Mechanism of Sanhuang Decoction in alleviating dextran sulfate sodium induced ulcerative colitis in mice with Candida albicans colonization:based on high-throughput transcriptome sequencing / 中国中药杂志

ABSTRACT

This study explored the mechanism of Sanhuang Decoction(SHD) in treating dextran sulfate sodium(DSS)-induced ulcerative colitis(UC) in mice with Candida albicans(Ca) colonization via high-throughput transcriptome sequencing. Specifically, the animal model was established by oral administration of 3.0% DSS for 7 days followed by intragastrical administration of Ca suspension at 1.0 × 10~8 cells for 4 days and then the mice were treated with SHD enema for 7 days. Afterwards, the general signs were observed and the disease activity index(DAI) was recorded every day. After mice were sacrificed, colon length and colon mucosa damage index(CMDI) were determined and the histomorphology was observed with the HE staining method. The fungal loads of feces were detected with the plate method. Anti-saccharomyces cerevisiae antibody(ASCA) and β-1,3-glucan in serum, and TNF-α, IL-1β, and IL-6 in serum and colon were detected by ELISA. High-throughput RNA sequencing method was adopted to identify transcriptome of colon tissues from the control, model and SHD(15.0 g·kg~(-1)) groups. Differentially expressed genes(DEGs) among groups were screened and the GO and KEGG pathway enrichment analysis of the DEGs was performed.
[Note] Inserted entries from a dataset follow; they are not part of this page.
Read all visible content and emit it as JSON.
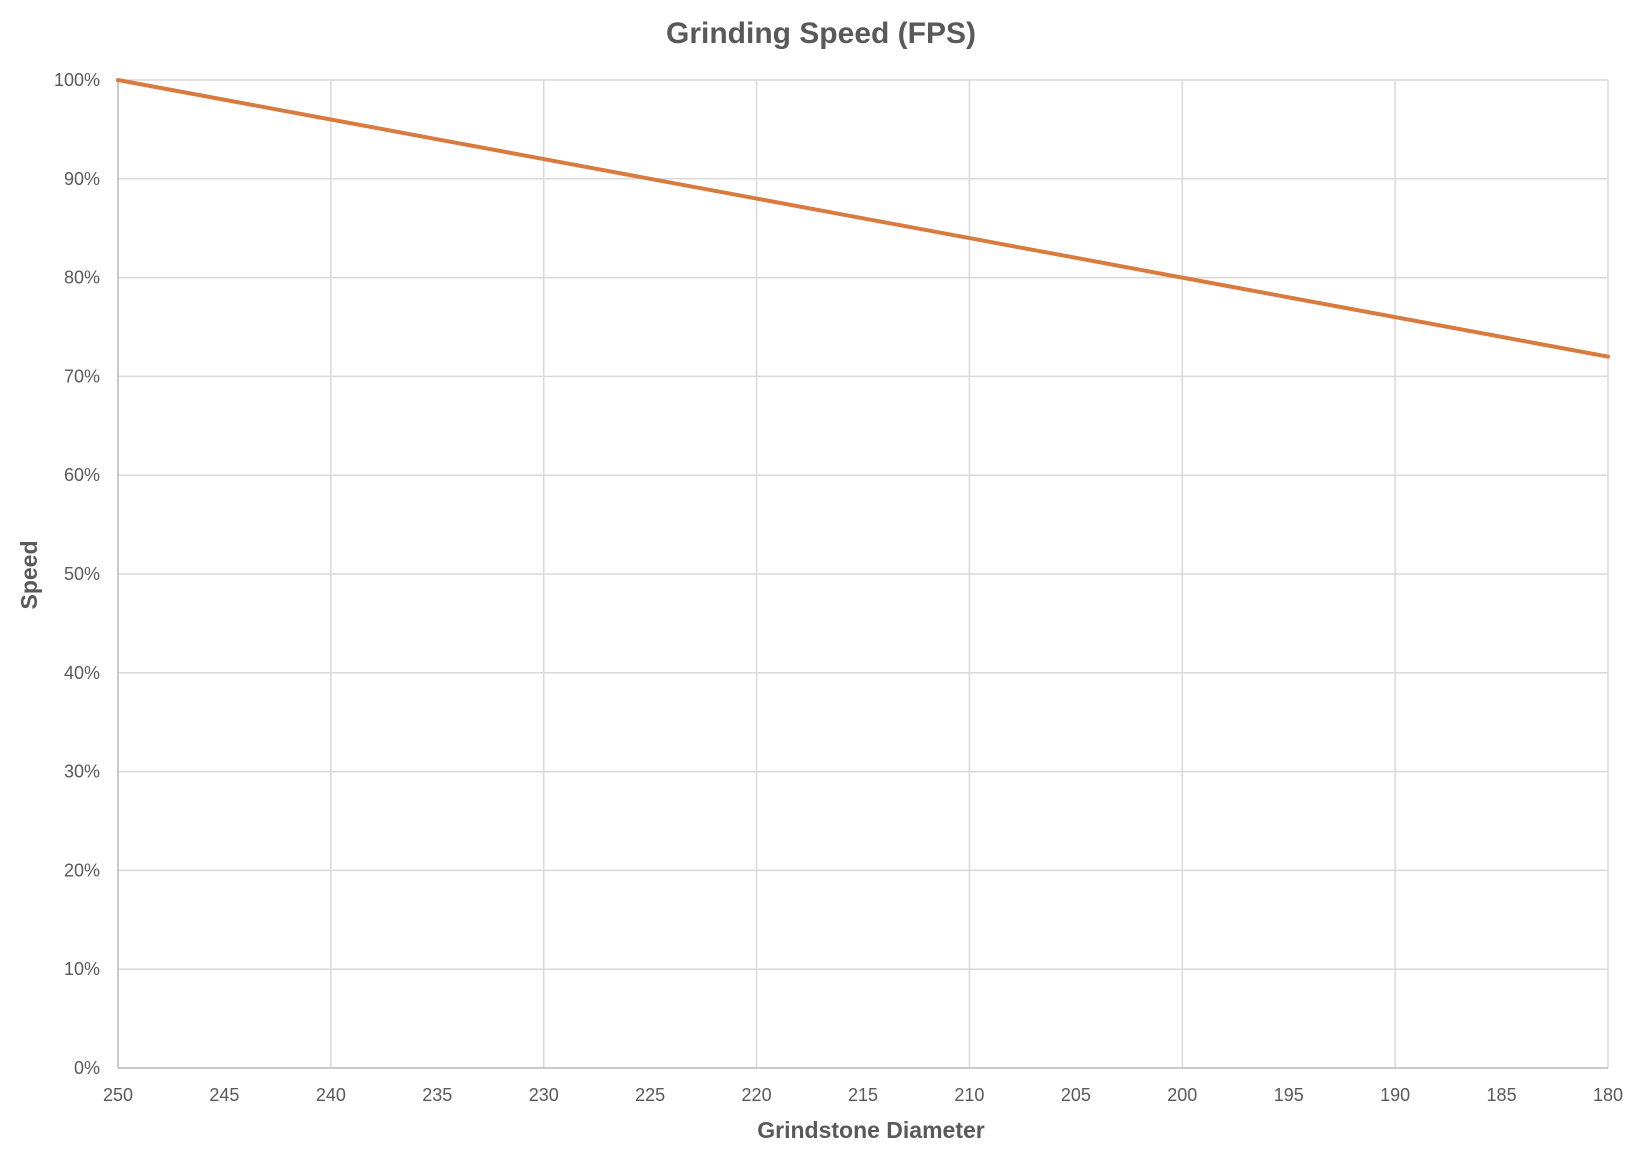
{
  "chart_data": {
    "type": "line",
    "title": "Grinding Speed (FPS)",
    "xlabel": "Grindstone Diameter",
    "ylabel": "Speed",
    "x_reversed": true,
    "xlim": [
      250,
      180
    ],
    "ylim": [
      0,
      100
    ],
    "y_tick_format": "percent",
    "x_ticks": [
      "250",
      "245",
      "240",
      "235",
      "230",
      "225",
      "220",
      "215",
      "210",
      "205",
      "200",
      "195",
      "190",
      "185",
      "180"
    ],
    "y_ticks": [
      "0%",
      "10%",
      "20%",
      "30%",
      "40%",
      "50%",
      "60%",
      "70%",
      "80%",
      "90%",
      "100%"
    ],
    "grid": true,
    "legend": "none",
    "series": [
      {
        "color": "#D97A3F",
        "x": [
          250,
          245,
          240,
          237,
          235,
          230,
          225,
          220,
          215,
          210,
          205,
          203,
          200,
          195,
          190,
          185,
          180
        ],
        "y": [
          100,
          98,
          96,
          94.8,
          94,
          92,
          90,
          88,
          86,
          84,
          82,
          81.2,
          80,
          78,
          76,
          74,
          72
        ]
      }
    ]
  }
}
The expression levels of NLRP3, ASC, caspase-1, and IL-1β genes related to the NOD-like receptor signaling pathway which involved 9 DEGs, were examined by qRT-PCR and Western blot. The results demonstrated that SHD improved the general signs, decreased DAI and Ca loads of feaces, alleviated colon edema, erosion, and shortening, and lowered the content of β-1,3-glucan in serum and TNF-α, IL-1β, and IL-6 in serum and colon tissues of mice. Transcriptome sequencing revealed 383 DEGs between SHD and model groups, which were mainly involved in the biological processes of immune system, response to bacterium, and innate immune response. They were mainly enriched in the NOD-like signaling pathway, cytokine-cytokine interaction pathway, and retinol metabolism pathway. Moreover, SHD down-regulated the mRNA and protein levels of NLRP3, caspase-1, and IL-1β. In a word, SHD ameliorates DSS-induced UC in mice colonized with Ca, which probably relates to its regulation of NOD-like receptor signaling pathway.